I assumed that a problem of this magnitude would generate an immediate response and patches from the OS vendors. Unfortunately, many have chosen to ignore the problem for years. Apparently, they believe this is just a “theoretical” issue which is not practical to exploit in the real world. To refute that position, and increase the pressure on vendors to fix the problem, I have released a robust Idlescan implementation in recent versions of Nmap. This paper describes the technique in detail and offers defenses that network administrators, ISPs, and OS vendors can use to mitigate the vulnerability.

Conclusion

Nmap is great. I’ll be the first to admit that on the NASCAR circuit, putting Nmap and me together would be seen as a clear case of “more car than driver.” That’s proof you don’t need to be a TCP guru to use and appreciate Nmap.

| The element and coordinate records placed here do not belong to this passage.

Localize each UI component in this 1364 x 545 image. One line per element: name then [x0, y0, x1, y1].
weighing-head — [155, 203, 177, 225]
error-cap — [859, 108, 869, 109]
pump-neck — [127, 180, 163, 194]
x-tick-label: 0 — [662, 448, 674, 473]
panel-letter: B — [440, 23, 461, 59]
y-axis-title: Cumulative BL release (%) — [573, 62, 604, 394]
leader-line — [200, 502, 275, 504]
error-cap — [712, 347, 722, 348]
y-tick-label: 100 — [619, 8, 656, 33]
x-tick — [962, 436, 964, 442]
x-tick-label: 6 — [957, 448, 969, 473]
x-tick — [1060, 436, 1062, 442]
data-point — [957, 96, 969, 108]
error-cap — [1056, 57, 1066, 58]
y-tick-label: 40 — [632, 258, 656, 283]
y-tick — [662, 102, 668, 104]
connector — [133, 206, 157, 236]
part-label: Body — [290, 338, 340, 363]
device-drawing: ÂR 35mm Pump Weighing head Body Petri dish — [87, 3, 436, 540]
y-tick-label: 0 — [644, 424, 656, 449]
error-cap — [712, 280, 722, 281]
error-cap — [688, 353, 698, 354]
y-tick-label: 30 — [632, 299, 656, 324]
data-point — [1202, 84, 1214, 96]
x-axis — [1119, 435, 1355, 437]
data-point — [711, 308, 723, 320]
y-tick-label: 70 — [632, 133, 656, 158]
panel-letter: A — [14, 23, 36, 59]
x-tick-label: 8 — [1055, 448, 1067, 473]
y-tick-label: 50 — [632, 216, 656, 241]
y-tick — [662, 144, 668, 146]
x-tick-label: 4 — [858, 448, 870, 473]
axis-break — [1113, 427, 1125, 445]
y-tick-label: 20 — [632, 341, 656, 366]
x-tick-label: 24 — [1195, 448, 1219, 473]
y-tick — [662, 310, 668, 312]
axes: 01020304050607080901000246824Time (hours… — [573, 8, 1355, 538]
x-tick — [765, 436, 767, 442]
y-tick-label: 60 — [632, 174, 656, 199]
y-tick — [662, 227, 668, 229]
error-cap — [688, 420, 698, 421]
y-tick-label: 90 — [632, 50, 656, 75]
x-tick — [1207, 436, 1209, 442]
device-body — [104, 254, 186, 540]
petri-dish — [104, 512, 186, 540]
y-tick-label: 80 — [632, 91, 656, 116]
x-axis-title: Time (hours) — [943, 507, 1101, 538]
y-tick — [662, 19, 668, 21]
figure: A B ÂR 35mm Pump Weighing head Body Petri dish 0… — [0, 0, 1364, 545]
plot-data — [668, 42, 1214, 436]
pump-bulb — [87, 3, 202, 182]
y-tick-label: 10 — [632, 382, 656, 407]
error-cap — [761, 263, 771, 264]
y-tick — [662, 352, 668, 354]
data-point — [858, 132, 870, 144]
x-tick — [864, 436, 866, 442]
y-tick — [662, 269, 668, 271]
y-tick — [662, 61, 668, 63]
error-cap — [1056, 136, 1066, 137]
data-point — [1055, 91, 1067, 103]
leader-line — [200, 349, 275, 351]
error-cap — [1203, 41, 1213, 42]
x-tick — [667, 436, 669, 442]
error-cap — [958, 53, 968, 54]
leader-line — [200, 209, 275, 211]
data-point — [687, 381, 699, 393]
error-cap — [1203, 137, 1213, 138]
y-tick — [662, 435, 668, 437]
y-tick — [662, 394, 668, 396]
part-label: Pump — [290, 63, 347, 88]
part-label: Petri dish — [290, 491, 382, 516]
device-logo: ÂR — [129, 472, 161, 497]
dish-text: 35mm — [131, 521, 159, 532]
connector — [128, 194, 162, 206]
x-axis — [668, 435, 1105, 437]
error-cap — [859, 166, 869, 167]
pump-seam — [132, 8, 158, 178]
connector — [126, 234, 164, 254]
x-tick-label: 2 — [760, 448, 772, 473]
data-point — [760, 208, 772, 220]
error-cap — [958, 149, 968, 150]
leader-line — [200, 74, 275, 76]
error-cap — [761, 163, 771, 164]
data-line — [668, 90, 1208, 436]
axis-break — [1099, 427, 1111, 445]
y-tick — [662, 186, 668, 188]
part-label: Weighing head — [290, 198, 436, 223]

Nmap is one of the jewels of the free software world. It probably does as much or more to help network administrators find weak spots in their defenses as any tool at their disposal. It’s getting easier to use and more powerful all the time. This may alarm some, especially when they think of all the wannabe crackers and script kiddies out there using it for recon. But they were scanning systems before Nmap arrived and they will be scanning systems after it’s gone. I, for one, am simply grateful that Fyodor is on our side, not theirs.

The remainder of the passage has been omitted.